Alec had never been inside Mr Pulton’s house before, and neither, as far as he knew, had anybody else. He had often wanted to go inside, because leaning across the counter waiting for his father’s paper he had sometimes seen glimpses of a back room, which seemed to be full of interesting things. Now he was inside the room and he found it even more interesting than he had thought it might be. It was a brownish kind of room, so evidently Mr Pulton was fond of brown. There were brownish curtains, and brownish chair covers, and brownish walls. There was a gay fire burning, but in spite of it the room was dark because Mr Pulton had not yet got around to electric light, and could not be bothered with lamps, so he lit his home with candles, which gave a queer, dim, flickering light. In spite of the dimness Alec could see the room was full of pictures, and the pictures were all of horses, which was amazing, for nobody had ever thought of Mr Pulton as being interested in horses. There were dozens of portraits of horses: race-horses, hunters, shire horses, almost every sort of horse. As well on the top of a bookcase, on brackets and on tables there were bronze models of horses. It seemed such a very horse sort of room that Alec thought it would not be rude to mention it.
“I say, what a lot of horses, sir.”
Mr Pulton picked up a candle. He walked slowly round his walls, his voice took on a proud, affectionate tone, though it still kept its frail, reed-like quality.
“Old Jenny, foaled a Grand National winner, she did. There he is, his portrait was painted the day after, so my father heard, you can see he was proud; look at him, knows he’s won the greatest test
of horse and rider ever thought of. That’s Vinegar, beautiful grey, went to a circus, wonderfully matched greys they were. Now there’s a fine creature, you wouldn’t know what he was – Suffolk Punch. It takes all sorts to make up a horse’s world, just as it takes all sorts to make our world; Suffolk Punches are country folk, simple in their ways, not asking much nor wanting changes. Now there’s a smart fellow: Haute École they call that, see his feet? That’s fine work, that is, takes a clever horse for High School.” He paused by a bronze cast of a horse which was standing on a small table. He ran his hand over the back of the cast as if it were alive. “You were a grand horse, weren’t you, old fellow? My grandfather’s he was; used to hunt him, he did. My father used to say you were almost human, didn’t he? Whisky his name was; clever, couldn’t put a foot wrong. And how he loved it. Why, there’s mornings now, especially at this time of year, when there’s a nip of frost in the air, and the smell of dropped leaves, I can fancy old Whisky here raising his head, and I can see a look in his eye as if he were saying ‘What’s keeping us? Wonderful morning for a hunt, let’s be off.’”
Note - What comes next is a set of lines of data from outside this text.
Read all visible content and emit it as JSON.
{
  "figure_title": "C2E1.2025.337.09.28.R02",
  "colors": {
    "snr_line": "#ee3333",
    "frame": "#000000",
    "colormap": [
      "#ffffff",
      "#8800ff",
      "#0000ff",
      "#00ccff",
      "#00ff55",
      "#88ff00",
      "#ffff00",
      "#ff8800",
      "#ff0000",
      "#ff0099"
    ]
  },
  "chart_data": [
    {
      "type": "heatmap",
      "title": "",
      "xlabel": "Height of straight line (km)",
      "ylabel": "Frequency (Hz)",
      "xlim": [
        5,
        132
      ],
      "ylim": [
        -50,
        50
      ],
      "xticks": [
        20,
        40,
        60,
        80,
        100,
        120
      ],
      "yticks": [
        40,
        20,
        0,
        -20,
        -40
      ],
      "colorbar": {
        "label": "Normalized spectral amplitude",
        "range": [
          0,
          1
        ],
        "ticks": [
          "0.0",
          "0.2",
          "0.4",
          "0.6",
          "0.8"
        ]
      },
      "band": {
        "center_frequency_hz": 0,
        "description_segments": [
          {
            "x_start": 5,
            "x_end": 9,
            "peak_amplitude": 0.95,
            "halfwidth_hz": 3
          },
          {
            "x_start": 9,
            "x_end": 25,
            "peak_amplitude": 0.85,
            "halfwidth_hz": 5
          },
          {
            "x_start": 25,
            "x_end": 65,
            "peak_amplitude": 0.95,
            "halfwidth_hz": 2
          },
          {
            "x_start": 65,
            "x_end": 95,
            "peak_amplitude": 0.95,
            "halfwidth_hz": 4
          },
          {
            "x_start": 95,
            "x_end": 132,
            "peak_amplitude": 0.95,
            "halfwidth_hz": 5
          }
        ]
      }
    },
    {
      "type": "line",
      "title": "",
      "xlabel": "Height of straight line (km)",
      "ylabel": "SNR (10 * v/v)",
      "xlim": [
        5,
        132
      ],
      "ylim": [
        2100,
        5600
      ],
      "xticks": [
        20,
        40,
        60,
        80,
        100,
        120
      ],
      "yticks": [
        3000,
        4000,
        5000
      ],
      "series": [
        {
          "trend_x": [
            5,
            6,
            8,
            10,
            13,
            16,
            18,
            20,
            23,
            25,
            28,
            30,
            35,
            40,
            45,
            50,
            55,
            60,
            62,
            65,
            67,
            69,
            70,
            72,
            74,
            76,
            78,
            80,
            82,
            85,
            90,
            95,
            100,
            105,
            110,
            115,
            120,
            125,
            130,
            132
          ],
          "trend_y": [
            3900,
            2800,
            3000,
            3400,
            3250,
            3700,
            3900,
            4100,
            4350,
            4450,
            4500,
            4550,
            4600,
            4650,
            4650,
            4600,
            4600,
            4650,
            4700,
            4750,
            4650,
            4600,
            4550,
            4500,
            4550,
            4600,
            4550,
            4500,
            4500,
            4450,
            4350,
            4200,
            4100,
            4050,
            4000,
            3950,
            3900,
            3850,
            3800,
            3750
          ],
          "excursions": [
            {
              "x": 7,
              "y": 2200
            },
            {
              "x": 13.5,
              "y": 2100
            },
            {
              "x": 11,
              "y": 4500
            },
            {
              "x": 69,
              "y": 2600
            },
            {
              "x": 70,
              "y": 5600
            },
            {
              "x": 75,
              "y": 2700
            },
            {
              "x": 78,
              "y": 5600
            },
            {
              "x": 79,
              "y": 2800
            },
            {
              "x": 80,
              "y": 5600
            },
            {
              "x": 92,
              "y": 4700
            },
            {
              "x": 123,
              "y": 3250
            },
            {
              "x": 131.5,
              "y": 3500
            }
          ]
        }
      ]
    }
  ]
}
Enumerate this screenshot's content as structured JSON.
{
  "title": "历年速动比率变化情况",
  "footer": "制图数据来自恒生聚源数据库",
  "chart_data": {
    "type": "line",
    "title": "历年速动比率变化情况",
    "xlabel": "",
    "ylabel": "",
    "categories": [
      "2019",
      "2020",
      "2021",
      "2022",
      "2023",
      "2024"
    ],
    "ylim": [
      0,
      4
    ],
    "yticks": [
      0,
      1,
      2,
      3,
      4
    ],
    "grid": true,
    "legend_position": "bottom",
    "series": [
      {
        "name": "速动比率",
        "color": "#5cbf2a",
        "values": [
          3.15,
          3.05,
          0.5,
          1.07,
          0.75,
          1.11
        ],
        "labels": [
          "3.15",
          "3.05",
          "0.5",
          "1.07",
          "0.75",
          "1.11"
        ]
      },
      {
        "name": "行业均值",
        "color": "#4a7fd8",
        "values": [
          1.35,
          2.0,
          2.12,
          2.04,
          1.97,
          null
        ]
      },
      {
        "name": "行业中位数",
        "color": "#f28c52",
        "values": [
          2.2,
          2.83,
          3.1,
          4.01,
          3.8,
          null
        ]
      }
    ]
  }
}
Alec was so interested in the horses and the little bits of their history that Mr Pulton let drop, that he forgot the paper round, and it was quite a surprise to him when Mr Pulton, holding up his candle so that he could see Alec’s face clearly, said:
“Why do you want my paper round? Not the type.”
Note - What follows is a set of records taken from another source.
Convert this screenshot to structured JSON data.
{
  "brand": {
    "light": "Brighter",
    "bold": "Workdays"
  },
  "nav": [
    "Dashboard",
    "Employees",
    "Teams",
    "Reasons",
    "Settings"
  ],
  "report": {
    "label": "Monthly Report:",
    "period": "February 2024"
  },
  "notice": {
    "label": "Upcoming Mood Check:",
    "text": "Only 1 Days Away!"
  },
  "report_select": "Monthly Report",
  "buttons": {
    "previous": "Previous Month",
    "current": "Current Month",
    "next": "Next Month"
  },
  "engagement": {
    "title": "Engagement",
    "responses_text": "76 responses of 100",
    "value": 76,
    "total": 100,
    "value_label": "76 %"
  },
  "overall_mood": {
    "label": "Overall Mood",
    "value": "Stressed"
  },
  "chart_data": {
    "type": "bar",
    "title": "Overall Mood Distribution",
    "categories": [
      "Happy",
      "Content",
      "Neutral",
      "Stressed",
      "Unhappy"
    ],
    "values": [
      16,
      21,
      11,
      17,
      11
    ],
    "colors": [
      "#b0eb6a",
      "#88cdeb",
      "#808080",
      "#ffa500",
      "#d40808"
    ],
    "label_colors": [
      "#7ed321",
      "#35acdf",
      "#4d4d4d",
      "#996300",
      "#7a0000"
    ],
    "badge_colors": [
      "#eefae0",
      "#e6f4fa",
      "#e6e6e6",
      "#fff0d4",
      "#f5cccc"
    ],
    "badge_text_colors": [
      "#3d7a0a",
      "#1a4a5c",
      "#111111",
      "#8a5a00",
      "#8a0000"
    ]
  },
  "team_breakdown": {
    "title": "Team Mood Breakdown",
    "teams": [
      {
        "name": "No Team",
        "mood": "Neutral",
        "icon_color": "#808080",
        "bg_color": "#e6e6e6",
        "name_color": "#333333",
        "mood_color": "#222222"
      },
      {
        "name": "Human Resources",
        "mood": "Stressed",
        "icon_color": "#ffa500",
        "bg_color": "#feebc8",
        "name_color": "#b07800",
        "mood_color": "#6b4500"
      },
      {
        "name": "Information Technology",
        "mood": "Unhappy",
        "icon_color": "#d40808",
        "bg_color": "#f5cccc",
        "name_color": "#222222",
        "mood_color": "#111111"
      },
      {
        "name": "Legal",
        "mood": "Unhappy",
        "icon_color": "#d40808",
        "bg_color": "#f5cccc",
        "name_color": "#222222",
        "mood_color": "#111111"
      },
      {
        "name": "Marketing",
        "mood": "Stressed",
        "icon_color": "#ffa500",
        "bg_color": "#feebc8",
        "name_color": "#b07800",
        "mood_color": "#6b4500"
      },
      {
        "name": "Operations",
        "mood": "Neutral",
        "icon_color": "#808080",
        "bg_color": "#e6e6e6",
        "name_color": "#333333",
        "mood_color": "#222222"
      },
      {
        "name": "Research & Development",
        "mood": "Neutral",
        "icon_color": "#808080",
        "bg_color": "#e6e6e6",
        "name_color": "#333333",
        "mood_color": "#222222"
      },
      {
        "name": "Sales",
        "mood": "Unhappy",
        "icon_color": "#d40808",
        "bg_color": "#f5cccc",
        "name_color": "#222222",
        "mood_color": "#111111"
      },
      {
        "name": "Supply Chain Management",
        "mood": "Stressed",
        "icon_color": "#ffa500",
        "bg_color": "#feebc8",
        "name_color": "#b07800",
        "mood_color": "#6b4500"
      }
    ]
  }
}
“Why not? I’m honest, sober and industrious.”
Mr Pulton chuckled.
“Maybe, but you haven’t answered my question. Why do you want my paper round?”
Alec, though privately he thought Mr Pulton was a bit inquisitive, decided he had better explain.
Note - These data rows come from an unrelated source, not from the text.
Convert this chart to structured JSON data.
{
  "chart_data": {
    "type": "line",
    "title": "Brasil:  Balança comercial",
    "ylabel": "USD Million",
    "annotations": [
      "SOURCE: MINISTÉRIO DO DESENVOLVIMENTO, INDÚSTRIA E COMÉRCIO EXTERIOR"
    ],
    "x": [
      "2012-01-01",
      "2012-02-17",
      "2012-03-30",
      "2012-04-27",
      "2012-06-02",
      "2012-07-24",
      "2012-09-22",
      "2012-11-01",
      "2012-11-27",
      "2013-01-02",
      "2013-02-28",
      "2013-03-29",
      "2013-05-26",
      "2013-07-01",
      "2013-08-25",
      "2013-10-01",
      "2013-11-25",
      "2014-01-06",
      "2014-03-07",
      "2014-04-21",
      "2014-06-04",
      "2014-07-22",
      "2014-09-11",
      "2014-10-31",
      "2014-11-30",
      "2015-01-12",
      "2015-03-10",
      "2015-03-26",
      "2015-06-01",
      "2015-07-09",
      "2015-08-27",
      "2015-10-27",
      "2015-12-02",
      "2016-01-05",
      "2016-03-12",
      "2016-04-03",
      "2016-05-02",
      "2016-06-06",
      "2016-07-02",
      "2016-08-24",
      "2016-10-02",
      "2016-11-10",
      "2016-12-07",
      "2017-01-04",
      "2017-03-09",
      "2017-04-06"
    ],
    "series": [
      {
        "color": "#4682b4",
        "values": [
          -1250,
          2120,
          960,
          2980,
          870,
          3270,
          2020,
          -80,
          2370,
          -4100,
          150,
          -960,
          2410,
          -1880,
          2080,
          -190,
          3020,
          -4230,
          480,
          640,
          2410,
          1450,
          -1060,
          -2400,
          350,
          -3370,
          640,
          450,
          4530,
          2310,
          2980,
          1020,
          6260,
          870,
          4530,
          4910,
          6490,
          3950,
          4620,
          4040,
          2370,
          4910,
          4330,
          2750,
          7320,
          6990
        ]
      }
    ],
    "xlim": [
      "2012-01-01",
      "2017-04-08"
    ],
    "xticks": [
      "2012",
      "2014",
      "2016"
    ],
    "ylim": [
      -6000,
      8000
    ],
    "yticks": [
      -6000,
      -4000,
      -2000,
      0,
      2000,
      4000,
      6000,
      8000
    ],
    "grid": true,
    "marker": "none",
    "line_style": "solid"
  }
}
“Well, sir, it’s to hire boots and skates for my sister Harriet, who’s been ill and…”
Mr Pulton held up a finger to stop Alec.
“Sit down, boy, sit down. At my age you feel your legs, can’t keep standing all the time. Besides, I’ve got my toddy waiting in the fireplace. You like toddy?… No, course you wouldn’t. If you go through that door into my kitchen, and open the cupboard, you’ll see in the left-hand corner a bottle marked ‘Ginger wine’. Nothing like ginger wine for keeping out the cold.”